After more than 35 years in higher education I am pondering a question; “Why are academic interventions still necessary for a large percentage of Black students who are drawn to STEM?” It is not that our students are not interested in STEM careers. It is not about deficits in their ability or motivation. So what is it?

Some scholars have pointed out persistent structural conditions that shape educational experiences and outcomes. For instance, this site provides an entire back story on issues confronting Blacks in higher education. State of the People: Black Papers and I agree. There are, as is pointed out, longstanding inequities embedded within educational systems and institutions. However, recent events, including the dismantling of key provisions of the Voting Rights Act make it clear that our current leaders have different priorities. A solution that addresses educational inequities or the related issue of health disparity or housing affordability is not a high priority. In fact, it feels like the current goal is to not just roll back gains made in the last 60 years but to remove the structures that have enabled those gains to take place.
Fortunately, when it comes to student success, we already know what works.
What Everyone Wants to Know
Everyone wants to know what’s in the “sauce” at HBCUs. Beyond curiosity, institutions nationwide are asking critical questions: How do we diversify STEM faculty? How do we build pipelines for future STEM leaders? Our upcoming book helps provide evidence-based answers to these pressing questions.
Scalable STEM Interventions at
Historically Black Colleges and Universities
Theory & Praxis for Lasting Change
Learn more about it on the Hub’s website here
In our upcoming book, we focus on effective academic interventions and how they can be replicated across institutions, scaled to larger populations of students and sustained over time.
The book is one of the outcomes of the HBCU STEM Undergraduate Success Research Center and the authors represent a range of scholarly experiences in academic research and expertise across STEM fields. Critically, our author team brings unique institutional knowledge and cultural insight—many are STEM-trained scholars of color with current or former HBCU affiliations, ensuring an authentic examination of these contexts rather than external analysis. This distinction matters: unlike existing research that makes flawed comparisons between Black students at HBCUs and PWIs, this work conducts deep, in-depth analysis of HBCUs themselves—recognizing these institutions and their communities are not monolithic but complex, diverse, and uniquely positioned to advance STEM education.

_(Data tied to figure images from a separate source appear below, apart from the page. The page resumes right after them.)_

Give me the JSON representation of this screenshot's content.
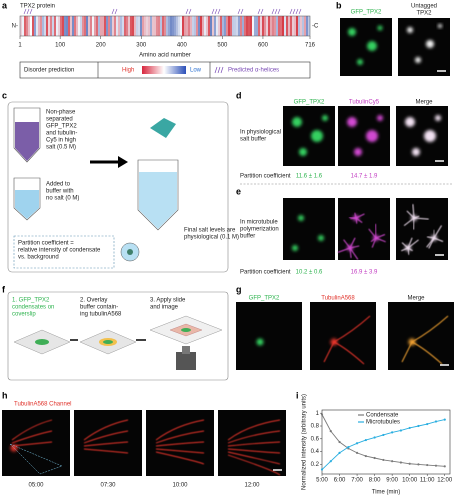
{
  "a": {
    "label": "a",
    "title": "TPX2 protein",
    "n_term": "N-",
    "c_term": "-C",
    "ticks": [
      1,
      100,
      200,
      300,
      400,
      500,
      600,
      716
    ],
    "axis_label": "Amino acid number",
    "legend": {
      "title": "Disorder prediction",
      "high": "High",
      "low": "Low",
      "helices": "Predicted α-helices"
    }
  },
  "b": {
    "label": "b",
    "gfp": "GFP_TPX2",
    "untagged": [
      "Untagged",
      "TPX2"
    ]
  },
  "c": {
    "label": "c",
    "tube1": [
      "Non-phase",
      "separated",
      "GFP_TPX2",
      "and tubulin-",
      "Cy5 in high",
      "salt (0.5 M)"
    ],
    "tube2": [
      "Added to",
      "buffer with",
      "no salt (0 M)"
    ],
    "final": [
      "Final salt levels are",
      "physiological (0.1 M)"
    ],
    "partition": [
      "Partition coefficient =",
      "relative intensity of condensate",
      "vs. background"
    ]
  },
  "d": {
    "label": "d",
    "columns": [
      "GFP_TPX2",
      "TubulinCy5",
      "Merge"
    ],
    "condition": [
      "In physiological",
      "salt buffer"
    ],
    "partition_label": "Partition coefficient",
    "partition_values": [
      "11.6 ± 1.6",
      "14.7 ± 1.9"
    ]
  },
  "e": {
    "label": "e",
    "condition": [
      "In microtubule",
      "polymerization",
      "buffer"
    ],
    "partition_label": "Partition coefficient",
    "partition_values": [
      "10.2 ± 0.6",
      "16.9 ± 3.9"
    ]
  },
  "f": {
    "label": "f",
    "step1": [
      "1. GFP_TPX2",
      "condensates on",
      "coverslip"
    ],
    "step2": [
      "2. Overlay",
      "buffer contain-",
      "ing tubulinA568"
    ],
    "step3": [
      "3. Apply slide",
      "and image"
    ]
  },
  "g": {
    "label": "g",
    "columns": [
      "GFP_TPX2",
      "TubulinA568",
      "Merge"
    ]
  },
  "h": {
    "label": "h",
    "title": "TubulinA568 Channel",
    "times": [
      "05:00",
      "07:30",
      "10:00",
      "12:00"
    ]
  },
  "i": {
    "label": "i",
    "chart": {
      "type": "line",
      "ylabel": "Normalized intensity (arbitrary units)",
      "xlabel": "Time (min)",
      "x": [
        5,
        5.5,
        6,
        6.5,
        7,
        7.5,
        8,
        8.5,
        9,
        9.5,
        10,
        10.5,
        11,
        11.5,
        12
      ],
      "series": [
        {
          "name": "Condensate",
          "color": "#7a7a7a",
          "values": [
            0.98,
            0.72,
            0.55,
            0.45,
            0.38,
            0.33,
            0.3,
            0.27,
            0.25,
            0.23,
            0.21,
            0.2,
            0.19,
            0.18,
            0.17
          ]
        },
        {
          "name": "Microtubules",
          "color": "#29aee0",
          "values": [
            0.12,
            0.25,
            0.38,
            0.47,
            0.53,
            0.58,
            0.62,
            0.66,
            0.7,
            0.73,
            0.77,
            0.8,
            0.83,
            0.87,
            0.9
          ]
        }
      ],
      "xlim": [
        5,
        12.3
      ],
      "ylim": [
        0.05,
        1.05
      ],
      "xticks": [
        {
          "value": 5,
          "label": "5:00"
        },
        {
          "value": 6,
          "label": "6:00"
        },
        {
          "value": 7,
          "label": "7:00"
        },
        {
          "value": 8,
          "label": "8:00"
        },
        {
          "value": 9,
          "label": "9:00"
        },
        {
          "value": 10,
          "label": "10:00"
        },
        {
          "value": 11,
          "label": "11:00"
        },
        {
          "value": 12,
          "label": "12:00"
        }
      ],
      "yticks": [
        0.2,
        0.4,
        0.6,
        0.8,
        1
      ]
    }
  }
}
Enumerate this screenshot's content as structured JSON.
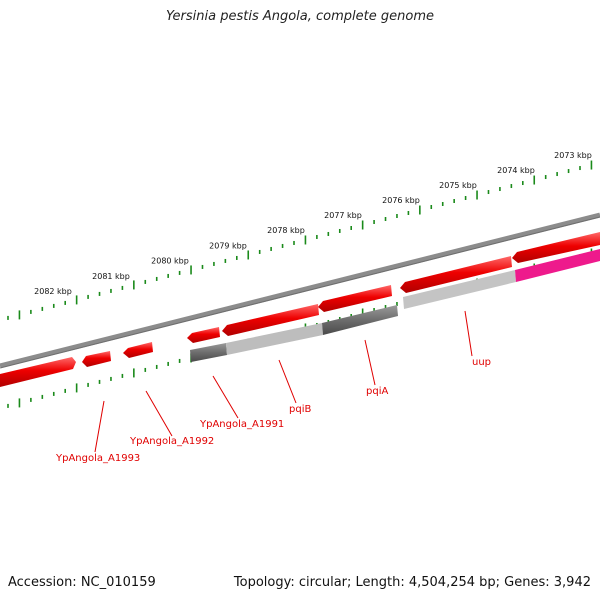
{
  "title": "Yersinia pestis Angola, complete genome",
  "footer": {
    "accession": "Accession: NC_010159",
    "summary": "Topology: circular; Length: 4,504,254 bp; Genes: 3,942"
  },
  "ticks": [
    "2073 kbp",
    "2074 kbp",
    "2075 kbp",
    "2076 kbp",
    "2077 kbp",
    "2078 kbp",
    "2079 kbp",
    "2080 kbp",
    "2081 kbp",
    "2082 kbp"
  ],
  "genes": [
    "uup",
    "pqiA",
    "pqiB",
    "YpAngola_A1991",
    "YpAngola_A1992",
    "YpAngola_A1993"
  ],
  "colors": {
    "backbone": "#7a7a7a",
    "gene_red": "#ee0000",
    "tick_green": "#1a8a1a",
    "label_red": "#e00000",
    "cog_light": "#bdbdbd",
    "cog_dark": "#5e5e5e",
    "cog_pink": "#ee1a8c"
  }
}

The highlighted interventions have been conducted at different types of institutions with some reaching into the larger communities. While the investigators used different approaches, the interventions share some critical components that recognize students’ strengths, validate their experiences, and create pathways for deeper learning.
A Framework for Understanding What Works
Our framework intentionally weaves together multiple conceptual perspectives—rather than relying on a single theoretical lens—to capture the complexity of what actually works for Black STEM students. Drawing on foundational models like Brunswick and Spencer’s frameworks while contemporizing theories like PVEST, we bring new relevance to how we understand student development in today’s environment.
The book confirms that successful students are not a product of any single thing but a combination of intentional, evidence-based strategies that support student success at multiple levels. We recognize that interventions are not temporary fixes but synergistically enhance positive aspects of a student’s lived experience, thus impacting what one theorist calls the student’s entire learning ecosystem.
The question now becomes how to replicate, scale, and sustain the interventions that work.